A good starting utilization goal is 85%. In this example (Table 1), I am using a year’s worth of data to look at room utilization, defined as number of minutes patients are on the table divided by the number of minutes a room is staffed. This particular machine had 65% utilization. The addition of one 45-minute exam every weekday would bring the utilization to 71% and generate between $75,000 and $200,000 annually (assumed a contribution margin range between $300 to $800 /case). This is only from one machine reaching 71% utilization only.

Table 1

The next challenge is where to find those opportunities. One potential area is to look at your first case of the day—is it starting on time? A quick visual (Graph 1) of the average starting time for a whole year reveals that the “begin” time for the first case is all over the place. If the first exam is scheduled for 7 AM, then there may be opportunities for improvement.

Graph 1

The example presented here uses one year’s-worth of data. It is high level and meant to show potential opportunities. A lot can happen in one year. A second iteration of the analysis should probably look at the latest quarter.

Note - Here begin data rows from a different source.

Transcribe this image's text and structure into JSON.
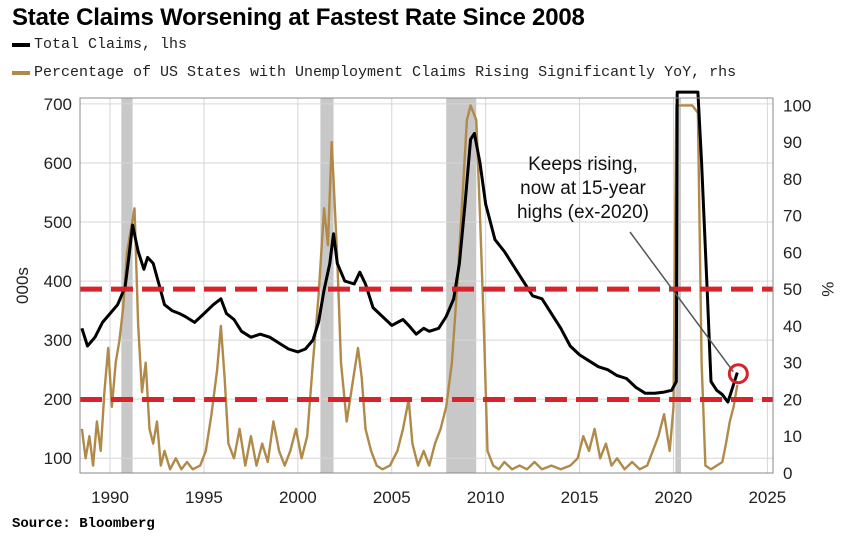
{
  "chart_data": {
    "type": "line",
    "title": "State Claims Worsening at Fastest Rate Since 2008",
    "ylabel_left": "000s",
    "ylabel_right": "%",
    "source": "Source: Bloomberg",
    "x_ticks": [
      "1990",
      "1995",
      "2000",
      "2005",
      "2010",
      "2015",
      "2020",
      "2025"
    ],
    "ylim_left": [
      75,
      710
    ],
    "yticks_left": [
      "100",
      "200",
      "300",
      "400",
      "500",
      "600",
      "700"
    ],
    "ylim_right": [
      0,
      102
    ],
    "yticks_right": [
      "0",
      "10",
      "20",
      "30",
      "40",
      "50",
      "60",
      "70",
      "80",
      "90",
      "100"
    ],
    "recessions": [
      [
        1990.6,
        1991.2
      ],
      [
        2001.2,
        2001.9
      ],
      [
        2007.9,
        2009.5
      ],
      [
        2020.1,
        2020.4
      ]
    ],
    "reference_lines_right": [
      50,
      20
    ],
    "annotation": {
      "lines": [
        "Keeps rising,",
        "now at 15-year",
        "highs (ex-2020)"
      ],
      "target_year": 2023.4,
      "target_right": 27
    },
    "colors": {
      "claims": "#000000",
      "percentage": "#b08a4a",
      "recession": "#c8c8c8",
      "ref_line": "#d8232a",
      "circle": "#d8232a"
    },
    "series": [
      {
        "name": "Total Claims, lhs",
        "axis": "left",
        "points": [
          [
            1988.5,
            320
          ],
          [
            1988.8,
            290
          ],
          [
            1989.2,
            305
          ],
          [
            1989.6,
            330
          ],
          [
            1990.0,
            345
          ],
          [
            1990.4,
            360
          ],
          [
            1990.8,
            390
          ],
          [
            1991.0,
            440
          ],
          [
            1991.2,
            495
          ],
          [
            1991.5,
            450
          ],
          [
            1991.8,
            420
          ],
          [
            1992.0,
            440
          ],
          [
            1992.3,
            430
          ],
          [
            1992.6,
            395
          ],
          [
            1992.9,
            360
          ],
          [
            1993.3,
            350
          ],
          [
            1993.7,
            345
          ],
          [
            1994.0,
            340
          ],
          [
            1994.5,
            330
          ],
          [
            1995.0,
            345
          ],
          [
            1995.5,
            360
          ],
          [
            1995.9,
            370
          ],
          [
            1996.2,
            345
          ],
          [
            1996.6,
            335
          ],
          [
            1997.0,
            315
          ],
          [
            1997.5,
            305
          ],
          [
            1998.0,
            310
          ],
          [
            1998.5,
            305
          ],
          [
            1999.0,
            295
          ],
          [
            1999.5,
            285
          ],
          [
            2000.0,
            280
          ],
          [
            2000.4,
            285
          ],
          [
            2000.8,
            300
          ],
          [
            2001.1,
            330
          ],
          [
            2001.4,
            385
          ],
          [
            2001.7,
            430
          ],
          [
            2001.9,
            480
          ],
          [
            2002.1,
            430
          ],
          [
            2002.5,
            400
          ],
          [
            2003.0,
            395
          ],
          [
            2003.3,
            415
          ],
          [
            2003.6,
            395
          ],
          [
            2004.0,
            355
          ],
          [
            2004.5,
            340
          ],
          [
            2005.0,
            325
          ],
          [
            2005.3,
            330
          ],
          [
            2005.6,
            335
          ],
          [
            2005.9,
            325
          ],
          [
            2006.3,
            310
          ],
          [
            2006.7,
            320
          ],
          [
            2007.0,
            315
          ],
          [
            2007.5,
            320
          ],
          [
            2007.9,
            340
          ],
          [
            2008.3,
            370
          ],
          [
            2008.6,
            430
          ],
          [
            2008.9,
            530
          ],
          [
            2009.2,
            640
          ],
          [
            2009.4,
            650
          ],
          [
            2009.7,
            600
          ],
          [
            2010.0,
            530
          ],
          [
            2010.5,
            470
          ],
          [
            2011.0,
            450
          ],
          [
            2011.5,
            425
          ],
          [
            2012.0,
            400
          ],
          [
            2012.5,
            375
          ],
          [
            2013.0,
            370
          ],
          [
            2013.5,
            345
          ],
          [
            2014.0,
            320
          ],
          [
            2014.5,
            290
          ],
          [
            2015.0,
            275
          ],
          [
            2015.5,
            265
          ],
          [
            2016.0,
            255
          ],
          [
            2016.5,
            250
          ],
          [
            2017.0,
            240
          ],
          [
            2017.5,
            235
          ],
          [
            2018.0,
            220
          ],
          [
            2018.5,
            210
          ],
          [
            2019.0,
            210
          ],
          [
            2019.5,
            212
          ],
          [
            2019.9,
            215
          ],
          [
            2020.15,
            230
          ],
          [
            2020.2,
            720
          ],
          [
            2021.3,
            720
          ],
          [
            2021.5,
            600
          ],
          [
            2021.8,
            380
          ],
          [
            2022.0,
            230
          ],
          [
            2022.3,
            215
          ],
          [
            2022.6,
            208
          ],
          [
            2022.9,
            195
          ],
          [
            2023.1,
            215
          ],
          [
            2023.4,
            245
          ]
        ]
      },
      {
        "name": "Percentage of US States with Unemployment Claims Rising Significantly YoY, rhs",
        "axis": "right",
        "points": [
          [
            1988.5,
            12
          ],
          [
            1988.7,
            4
          ],
          [
            1988.9,
            10
          ],
          [
            1989.1,
            2
          ],
          [
            1989.3,
            14
          ],
          [
            1989.5,
            6
          ],
          [
            1989.7,
            22
          ],
          [
            1989.9,
            34
          ],
          [
            1990.1,
            18
          ],
          [
            1990.3,
            30
          ],
          [
            1990.5,
            36
          ],
          [
            1990.7,
            45
          ],
          [
            1990.9,
            60
          ],
          [
            1991.1,
            66
          ],
          [
            1991.3,
            72
          ],
          [
            1991.5,
            40
          ],
          [
            1991.7,
            22
          ],
          [
            1991.9,
            30
          ],
          [
            1992.1,
            12
          ],
          [
            1992.3,
            8
          ],
          [
            1992.5,
            14
          ],
          [
            1992.7,
            2
          ],
          [
            1992.9,
            6
          ],
          [
            1993.2,
            1
          ],
          [
            1993.5,
            4
          ],
          [
            1993.8,
            1
          ],
          [
            1994.1,
            3
          ],
          [
            1994.4,
            1
          ],
          [
            1994.8,
            2
          ],
          [
            1995.1,
            6
          ],
          [
            1995.4,
            16
          ],
          [
            1995.7,
            28
          ],
          [
            1995.9,
            40
          ],
          [
            1996.1,
            26
          ],
          [
            1996.3,
            8
          ],
          [
            1996.6,
            4
          ],
          [
            1996.9,
            12
          ],
          [
            1997.2,
            2
          ],
          [
            1997.5,
            10
          ],
          [
            1997.8,
            2
          ],
          [
            1998.1,
            8
          ],
          [
            1998.4,
            3
          ],
          [
            1998.7,
            14
          ],
          [
            1999.0,
            6
          ],
          [
            1999.3,
            2
          ],
          [
            1999.6,
            6
          ],
          [
            1999.9,
            12
          ],
          [
            2000.2,
            4
          ],
          [
            2000.5,
            10
          ],
          [
            2000.8,
            30
          ],
          [
            2001.1,
            48
          ],
          [
            2001.4,
            72
          ],
          [
            2001.6,
            62
          ],
          [
            2001.8,
            90
          ],
          [
            2001.9,
            80
          ],
          [
            2002.1,
            58
          ],
          [
            2002.3,
            30
          ],
          [
            2002.6,
            14
          ],
          [
            2002.9,
            24
          ],
          [
            2003.2,
            34
          ],
          [
            2003.4,
            26
          ],
          [
            2003.6,
            12
          ],
          [
            2003.9,
            6
          ],
          [
            2004.2,
            2
          ],
          [
            2004.5,
            1
          ],
          [
            2004.9,
            2
          ],
          [
            2005.3,
            6
          ],
          [
            2005.6,
            12
          ],
          [
            2005.9,
            20
          ],
          [
            2006.1,
            8
          ],
          [
            2006.4,
            2
          ],
          [
            2006.7,
            6
          ],
          [
            2007.0,
            2
          ],
          [
            2007.3,
            8
          ],
          [
            2007.6,
            12
          ],
          [
            2007.9,
            18
          ],
          [
            2008.2,
            30
          ],
          [
            2008.5,
            52
          ],
          [
            2008.8,
            78
          ],
          [
            2009.0,
            96
          ],
          [
            2009.2,
            100
          ],
          [
            2009.5,
            96
          ],
          [
            2009.7,
            70
          ],
          [
            2009.9,
            40
          ],
          [
            2010.1,
            6
          ],
          [
            2010.4,
            2
          ],
          [
            2010.7,
            1
          ],
          [
            2011.0,
            3
          ],
          [
            2011.4,
            1
          ],
          [
            2011.8,
            2
          ],
          [
            2012.2,
            1
          ],
          [
            2012.6,
            3
          ],
          [
            2013.0,
            1
          ],
          [
            2013.5,
            2
          ],
          [
            2014.0,
            1
          ],
          [
            2014.5,
            2
          ],
          [
            2014.9,
            4
          ],
          [
            2015.2,
            10
          ],
          [
            2015.5,
            6
          ],
          [
            2015.8,
            12
          ],
          [
            2016.1,
            4
          ],
          [
            2016.4,
            8
          ],
          [
            2016.7,
            2
          ],
          [
            2017.0,
            4
          ],
          [
            2017.4,
            1
          ],
          [
            2017.8,
            3
          ],
          [
            2018.2,
            1
          ],
          [
            2018.6,
            2
          ],
          [
            2018.9,
            6
          ],
          [
            2019.2,
            10
          ],
          [
            2019.5,
            16
          ],
          [
            2019.8,
            6
          ],
          [
            2020.0,
            18
          ],
          [
            2020.15,
            100
          ],
          [
            2021.0,
            100
          ],
          [
            2021.3,
            98
          ],
          [
            2021.5,
            30
          ],
          [
            2021.7,
            2
          ],
          [
            2022.0,
            1
          ],
          [
            2022.3,
            2
          ],
          [
            2022.6,
            3
          ],
          [
            2022.8,
            8
          ],
          [
            2023.0,
            14
          ],
          [
            2023.2,
            18
          ],
          [
            2023.4,
            24
          ]
        ]
      }
    ]
  }
}
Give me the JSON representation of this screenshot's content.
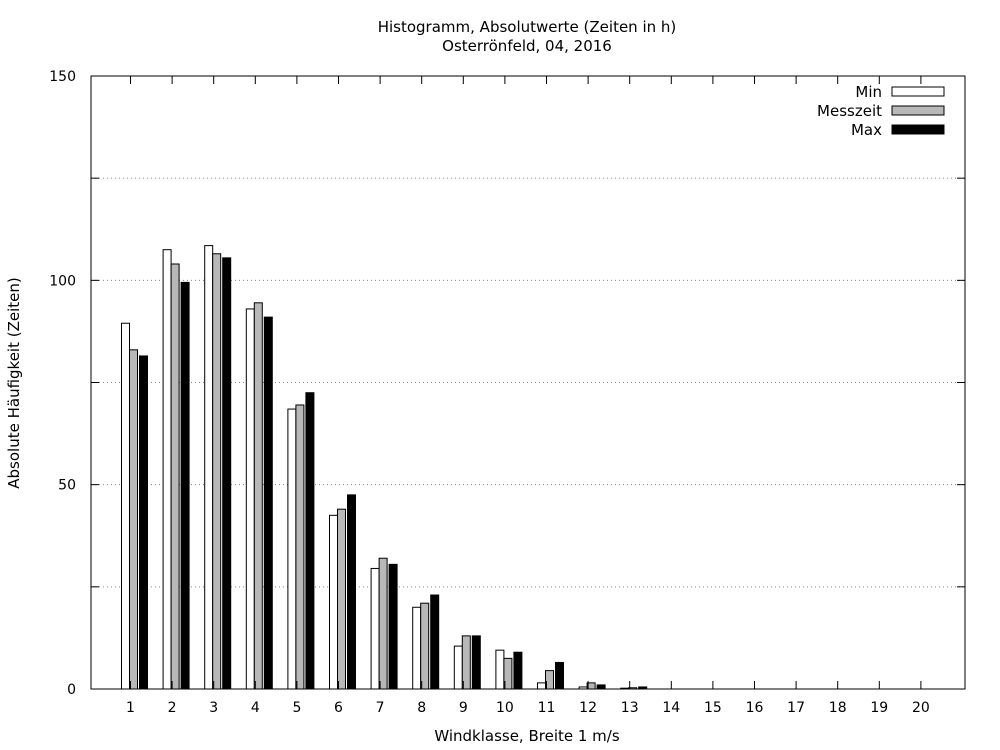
{
  "chart_data": {
    "type": "bar",
    "title": "Histogramm, Absolutwerte (Zeiten in h)",
    "subtitle": "Osterrönfeld, 04, 2016",
    "xlabel": "Windklasse, Breite 1 m/s",
    "ylabel": "Absolute Häufigkeit (Zeiten)",
    "ylim": [
      0,
      150
    ],
    "y_ticks_labeled": [
      "0",
      "50",
      "100",
      "150"
    ],
    "y_grid_values": [
      25,
      50,
      75,
      100,
      125
    ],
    "grid": true,
    "legend_position": "top-right",
    "categories": [
      "1",
      "2",
      "3",
      "4",
      "5",
      "6",
      "7",
      "8",
      "9",
      "10",
      "11",
      "12",
      "13",
      "14",
      "15",
      "16",
      "17",
      "18",
      "19",
      "20"
    ],
    "series": [
      {
        "name": "Min",
        "color": "#ffffff",
        "values": [
          89.5,
          107.5,
          108.5,
          93,
          68.5,
          42.5,
          29.5,
          20,
          10.5,
          9.5,
          1.5,
          0.5,
          0.2,
          0,
          0,
          0,
          0,
          0,
          0,
          0
        ]
      },
      {
        "name": "Messzeit",
        "color": "#b8b8b8",
        "values": [
          83,
          104,
          106.5,
          94.5,
          69.5,
          44,
          32,
          21,
          13,
          7.5,
          4.5,
          1.5,
          0.3,
          0,
          0,
          0,
          0,
          0,
          0,
          0
        ]
      },
      {
        "name": "Max",
        "color": "#000000",
        "values": [
          81.5,
          99.5,
          105.5,
          91,
          72.5,
          47.5,
          30.5,
          23,
          13,
          9,
          6.5,
          1,
          0.5,
          0,
          0,
          0,
          0,
          0,
          0,
          0
        ]
      }
    ]
  }
}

As I have recommended in a previous blog, it is important to sit with the client and those who know the operation best, before coming up with any recommendations. Only they can tell you if the schedule has changed within the year, and exactly at what moment a technologist “begins” an exam (i.e., is it when the patient enters the room or when the patient is on the table?).

This type of detailed analysis is difficult to achieve using canned reports. Those may be quick and easy, but they do not give you the flexibility you need when looking for improvement opportunities.

Raw data, on the other hand, is like a raging river—it can be overwhelming, but it can hide some golden opportunities in its depths. In the hands of someone who can navigate it, those opportunities can be surfaced.

Do you trust your data?

If you are trying to use data for decision making, the first thing you should do is establish their trustworthiness. Many managers feel that if the numbers come out of a computer, then they must be good. Well, in some cases that is true, especially if the numbers (say timestamps) are generated automatically by the system. In other cases, data accuracy relies on staff inputting data correctly.

One way to establish data trustworthiness is to look for unusual patterns. You can run a statistical analysis or simply plot the data. In this example, MRI exam durations (Begin to Complete) were analyzed and the technologists’ results were compared to each other.

The descriptive statistics and dotplot immediately showed that Tech5’s data were unusual and different from the others’. The durations were less scattered and tended to aggregate around two numbers.

It is important, though, not to jump to conclusions. Data analysis is meant to be iterative. Results from an analysis often lead to more questions. In this example, it would behoove the analyst to ask more questions, like, is the technologist manually changing the time stamps to ensure the exams are as long as their manager expects? Or, does the technologist “specialize” in only certain exams? (perhaps due to equipment limitation or comfort level, in which case, the numbers may be accurate).

When analyzing large data sets, it is important to include the client early in the analysis before delving too deeply. They can help you decide if your early observations make sense. After all, it is their operation.

It is rare that you will find large data sets that are 100% accurate and clean. You will almost always need to remove bogus data points. As long as they are few, and random, you can proceed with your in-depth analysis.